F.C. : Oui, mais je te dirais qu’au quotidien, quand tu fais des tests de kodak et que personne ne t’entend, que tu joues dans les fils HDMI et qu’il n’y a pas d’image, que tu dois changer la pile et t’éclairer tout seul, que tu changes ton micro, que tu joues dans les « channels » et qu’il faut que tu fasses un cadrage qui a de l’allure, à un moment donné, tu te dis que ce serait pas mal plus le fun avec des techniciens et un régisseur ! (Rires) J’ai aussi décidé de sortir le kodak dehors, plutôt que de le rentrer dans ma maison.

M.C. : À ce propos, jusqu’où tu dois ouvrir la porte sur ta famille ? On voit Marie-Soleil chez elle avec son chum, les enfants…

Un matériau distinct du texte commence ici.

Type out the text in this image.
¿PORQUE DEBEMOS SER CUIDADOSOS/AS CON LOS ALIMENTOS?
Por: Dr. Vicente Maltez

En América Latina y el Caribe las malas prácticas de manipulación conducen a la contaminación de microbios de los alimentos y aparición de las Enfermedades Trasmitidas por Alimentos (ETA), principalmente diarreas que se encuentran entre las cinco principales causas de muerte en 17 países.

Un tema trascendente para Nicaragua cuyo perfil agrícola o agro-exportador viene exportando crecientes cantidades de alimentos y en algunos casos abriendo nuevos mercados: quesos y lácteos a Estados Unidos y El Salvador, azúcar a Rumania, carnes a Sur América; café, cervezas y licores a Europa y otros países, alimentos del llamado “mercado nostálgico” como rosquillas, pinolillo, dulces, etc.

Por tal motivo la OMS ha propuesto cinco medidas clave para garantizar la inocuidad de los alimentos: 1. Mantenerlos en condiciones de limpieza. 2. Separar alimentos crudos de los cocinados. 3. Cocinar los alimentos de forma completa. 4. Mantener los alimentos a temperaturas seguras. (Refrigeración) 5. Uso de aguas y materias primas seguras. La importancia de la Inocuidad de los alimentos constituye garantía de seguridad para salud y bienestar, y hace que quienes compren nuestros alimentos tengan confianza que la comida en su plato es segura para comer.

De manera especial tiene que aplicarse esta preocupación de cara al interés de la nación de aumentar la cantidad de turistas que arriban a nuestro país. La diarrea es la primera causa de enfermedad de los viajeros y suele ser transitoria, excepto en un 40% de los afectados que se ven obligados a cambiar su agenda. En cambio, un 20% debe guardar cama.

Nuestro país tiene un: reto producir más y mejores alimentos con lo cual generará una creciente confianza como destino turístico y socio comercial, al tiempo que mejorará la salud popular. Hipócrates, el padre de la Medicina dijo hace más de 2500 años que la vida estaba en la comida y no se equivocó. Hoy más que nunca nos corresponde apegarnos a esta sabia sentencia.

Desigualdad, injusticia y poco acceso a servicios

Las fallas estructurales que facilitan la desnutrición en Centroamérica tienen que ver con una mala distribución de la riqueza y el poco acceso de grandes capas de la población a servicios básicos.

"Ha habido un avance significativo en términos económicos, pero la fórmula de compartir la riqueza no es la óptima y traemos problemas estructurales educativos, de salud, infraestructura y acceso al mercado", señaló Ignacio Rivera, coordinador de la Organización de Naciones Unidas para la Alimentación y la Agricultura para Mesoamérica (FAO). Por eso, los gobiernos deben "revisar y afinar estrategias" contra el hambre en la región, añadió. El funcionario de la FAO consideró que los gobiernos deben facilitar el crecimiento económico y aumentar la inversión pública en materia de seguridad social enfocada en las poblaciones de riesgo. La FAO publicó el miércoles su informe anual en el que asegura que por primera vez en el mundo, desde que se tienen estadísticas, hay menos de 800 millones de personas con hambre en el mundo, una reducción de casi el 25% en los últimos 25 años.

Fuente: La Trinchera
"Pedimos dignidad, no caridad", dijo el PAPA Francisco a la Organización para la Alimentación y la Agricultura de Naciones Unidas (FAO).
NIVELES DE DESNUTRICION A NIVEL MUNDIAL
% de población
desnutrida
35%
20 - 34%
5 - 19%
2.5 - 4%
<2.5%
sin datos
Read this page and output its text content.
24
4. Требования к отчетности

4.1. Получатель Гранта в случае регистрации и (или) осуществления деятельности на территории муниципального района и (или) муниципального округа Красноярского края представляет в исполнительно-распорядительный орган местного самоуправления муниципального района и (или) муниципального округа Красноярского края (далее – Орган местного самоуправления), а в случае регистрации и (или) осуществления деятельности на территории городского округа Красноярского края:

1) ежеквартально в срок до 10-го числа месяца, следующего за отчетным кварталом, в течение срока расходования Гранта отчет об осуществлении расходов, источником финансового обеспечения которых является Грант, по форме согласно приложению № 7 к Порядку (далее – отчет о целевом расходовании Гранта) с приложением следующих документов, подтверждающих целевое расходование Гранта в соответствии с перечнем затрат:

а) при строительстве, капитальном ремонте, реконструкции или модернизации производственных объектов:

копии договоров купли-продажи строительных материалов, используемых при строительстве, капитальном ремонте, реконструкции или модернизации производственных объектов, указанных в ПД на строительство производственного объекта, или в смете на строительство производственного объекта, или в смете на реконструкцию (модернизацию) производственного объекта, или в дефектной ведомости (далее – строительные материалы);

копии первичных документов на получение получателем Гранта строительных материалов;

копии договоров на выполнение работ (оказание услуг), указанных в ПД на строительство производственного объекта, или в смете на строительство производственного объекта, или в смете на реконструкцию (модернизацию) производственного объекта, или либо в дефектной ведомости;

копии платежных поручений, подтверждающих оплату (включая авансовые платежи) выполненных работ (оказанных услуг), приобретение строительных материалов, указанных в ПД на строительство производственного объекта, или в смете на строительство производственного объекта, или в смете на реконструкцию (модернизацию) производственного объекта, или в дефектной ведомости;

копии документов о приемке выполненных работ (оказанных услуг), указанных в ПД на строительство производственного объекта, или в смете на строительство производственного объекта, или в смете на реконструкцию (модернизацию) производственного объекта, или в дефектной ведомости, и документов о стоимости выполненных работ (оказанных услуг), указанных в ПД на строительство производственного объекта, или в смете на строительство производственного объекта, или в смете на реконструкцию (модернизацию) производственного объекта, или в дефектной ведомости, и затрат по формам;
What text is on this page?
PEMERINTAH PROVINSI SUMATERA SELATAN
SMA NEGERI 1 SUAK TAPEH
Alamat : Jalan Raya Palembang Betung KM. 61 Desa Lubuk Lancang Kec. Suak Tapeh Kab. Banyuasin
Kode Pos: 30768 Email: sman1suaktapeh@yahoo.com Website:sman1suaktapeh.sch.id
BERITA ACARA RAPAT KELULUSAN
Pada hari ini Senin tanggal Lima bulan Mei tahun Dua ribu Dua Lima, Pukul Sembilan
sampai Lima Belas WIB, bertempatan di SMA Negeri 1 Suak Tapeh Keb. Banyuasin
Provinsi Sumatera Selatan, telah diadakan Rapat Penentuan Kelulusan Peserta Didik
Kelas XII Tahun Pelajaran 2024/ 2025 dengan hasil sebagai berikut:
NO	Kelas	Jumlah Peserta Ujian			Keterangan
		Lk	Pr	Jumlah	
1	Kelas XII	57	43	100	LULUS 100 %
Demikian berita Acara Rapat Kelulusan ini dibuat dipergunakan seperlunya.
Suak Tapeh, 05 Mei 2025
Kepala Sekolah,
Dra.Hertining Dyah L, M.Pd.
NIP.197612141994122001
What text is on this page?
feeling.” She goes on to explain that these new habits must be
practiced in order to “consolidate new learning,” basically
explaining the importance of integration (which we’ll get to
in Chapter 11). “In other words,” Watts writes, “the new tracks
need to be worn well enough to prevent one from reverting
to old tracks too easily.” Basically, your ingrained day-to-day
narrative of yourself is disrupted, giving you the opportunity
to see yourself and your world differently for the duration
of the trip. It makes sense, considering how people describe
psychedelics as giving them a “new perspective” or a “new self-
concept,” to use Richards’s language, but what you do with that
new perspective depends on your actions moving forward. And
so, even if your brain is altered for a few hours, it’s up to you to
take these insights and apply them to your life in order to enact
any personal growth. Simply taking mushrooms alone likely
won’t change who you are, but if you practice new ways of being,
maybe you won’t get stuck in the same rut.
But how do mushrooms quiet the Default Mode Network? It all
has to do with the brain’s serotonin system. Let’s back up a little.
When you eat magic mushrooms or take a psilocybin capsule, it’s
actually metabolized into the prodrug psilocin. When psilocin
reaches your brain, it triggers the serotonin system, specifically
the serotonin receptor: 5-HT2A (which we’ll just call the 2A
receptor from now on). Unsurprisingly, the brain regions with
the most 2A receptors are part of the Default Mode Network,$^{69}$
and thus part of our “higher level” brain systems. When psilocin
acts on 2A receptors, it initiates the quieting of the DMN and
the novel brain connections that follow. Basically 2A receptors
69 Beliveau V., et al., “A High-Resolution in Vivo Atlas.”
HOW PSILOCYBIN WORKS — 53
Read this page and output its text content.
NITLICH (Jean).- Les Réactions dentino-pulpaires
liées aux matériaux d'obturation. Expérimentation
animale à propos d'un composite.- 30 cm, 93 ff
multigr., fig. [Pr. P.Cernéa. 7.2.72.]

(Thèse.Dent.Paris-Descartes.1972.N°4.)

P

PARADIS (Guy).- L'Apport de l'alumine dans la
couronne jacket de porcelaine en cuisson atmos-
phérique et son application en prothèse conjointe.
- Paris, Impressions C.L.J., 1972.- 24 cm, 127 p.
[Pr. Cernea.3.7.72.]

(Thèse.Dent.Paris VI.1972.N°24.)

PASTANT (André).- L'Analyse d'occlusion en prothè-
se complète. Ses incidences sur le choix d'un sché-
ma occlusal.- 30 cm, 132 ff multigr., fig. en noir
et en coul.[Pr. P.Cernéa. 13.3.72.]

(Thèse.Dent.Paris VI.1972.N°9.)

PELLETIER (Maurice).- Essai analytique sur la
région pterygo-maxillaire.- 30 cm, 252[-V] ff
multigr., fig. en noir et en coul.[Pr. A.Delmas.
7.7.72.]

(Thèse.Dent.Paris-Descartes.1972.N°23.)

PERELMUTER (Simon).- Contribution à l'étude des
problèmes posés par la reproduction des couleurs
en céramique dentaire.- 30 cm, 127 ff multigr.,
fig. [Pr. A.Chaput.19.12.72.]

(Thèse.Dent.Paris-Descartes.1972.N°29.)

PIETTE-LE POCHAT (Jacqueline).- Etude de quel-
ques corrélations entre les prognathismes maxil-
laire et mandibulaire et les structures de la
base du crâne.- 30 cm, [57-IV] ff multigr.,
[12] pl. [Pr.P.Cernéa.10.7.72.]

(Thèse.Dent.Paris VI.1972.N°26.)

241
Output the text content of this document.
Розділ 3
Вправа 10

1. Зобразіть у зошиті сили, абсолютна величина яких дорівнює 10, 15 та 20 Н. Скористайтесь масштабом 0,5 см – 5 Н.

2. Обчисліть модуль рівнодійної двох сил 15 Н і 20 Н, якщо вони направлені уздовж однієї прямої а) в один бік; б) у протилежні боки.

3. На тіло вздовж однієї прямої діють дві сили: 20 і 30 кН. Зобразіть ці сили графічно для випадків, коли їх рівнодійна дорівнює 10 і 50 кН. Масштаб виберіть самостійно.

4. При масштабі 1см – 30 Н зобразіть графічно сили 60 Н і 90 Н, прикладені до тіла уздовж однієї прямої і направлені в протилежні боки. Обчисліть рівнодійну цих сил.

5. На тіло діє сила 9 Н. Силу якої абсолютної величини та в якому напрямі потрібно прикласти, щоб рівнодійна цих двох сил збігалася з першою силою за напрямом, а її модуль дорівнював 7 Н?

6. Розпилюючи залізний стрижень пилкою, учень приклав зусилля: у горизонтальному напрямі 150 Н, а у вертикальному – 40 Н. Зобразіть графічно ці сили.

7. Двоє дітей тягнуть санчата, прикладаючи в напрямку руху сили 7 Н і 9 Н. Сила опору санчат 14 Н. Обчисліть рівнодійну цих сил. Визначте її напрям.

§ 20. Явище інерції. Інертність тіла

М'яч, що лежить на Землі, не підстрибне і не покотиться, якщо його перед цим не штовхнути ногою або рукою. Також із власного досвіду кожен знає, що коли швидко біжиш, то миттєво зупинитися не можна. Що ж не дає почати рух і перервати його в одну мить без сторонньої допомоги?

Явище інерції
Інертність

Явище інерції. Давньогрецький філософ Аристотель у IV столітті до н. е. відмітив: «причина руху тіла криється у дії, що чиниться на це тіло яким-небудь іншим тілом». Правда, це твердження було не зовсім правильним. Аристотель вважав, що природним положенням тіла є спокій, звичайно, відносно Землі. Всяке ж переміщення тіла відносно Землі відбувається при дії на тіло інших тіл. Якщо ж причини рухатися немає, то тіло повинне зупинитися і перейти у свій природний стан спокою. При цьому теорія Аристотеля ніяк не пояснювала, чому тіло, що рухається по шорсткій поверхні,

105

F.C. : On va peut-être voir mes gars passer derrière, mais ce n’est pas prévu ! Marie-Soleil et moi, on est différents là-dessus, mais il n’y a aucun malaise entre nous. Pendant que je tournais cet après-midi, mes enfants faisaient du skate sur le pavé (« Ça va mon homme ? As-tu une question ? », demande-t-il à son fils).

M.C. : Au début de la première émission, tu as dit qu’il y aurait aussi de la place pour « se parler dans le casque », s’il le faut…

F.C. : Tout le monde fait des sacrifices. C’est pour ça qu’on est impatients par moments. C’est normal aussi. Il ne faut pas se laisser gagner par la colère, mais les épais qui se collent les uns contre les autres pendant qu’on s’empêche de voir nos proches, ça joue sur nos émotions. C’est le pire moment pour être en maudit, mais il y a des choses qui doivent être dites.

M.C. : Combien de temps va durer l’émission, à ton avis ? Quelques semaines ou c’est parti pour l’été ?

F.C. : Si c’est parti pour l’été, c’est que ça va mal en maudit ! Je suis embarqué dans un show qui est fait pour accompagner les gens en temps de crise. Pour leur changer les idées. Le jour où on va sortir les caméras de chez nous pour s’en aller en studio, ce ne sera plus le même show. Ça va vouloir dire que la vie peut continuer son cours.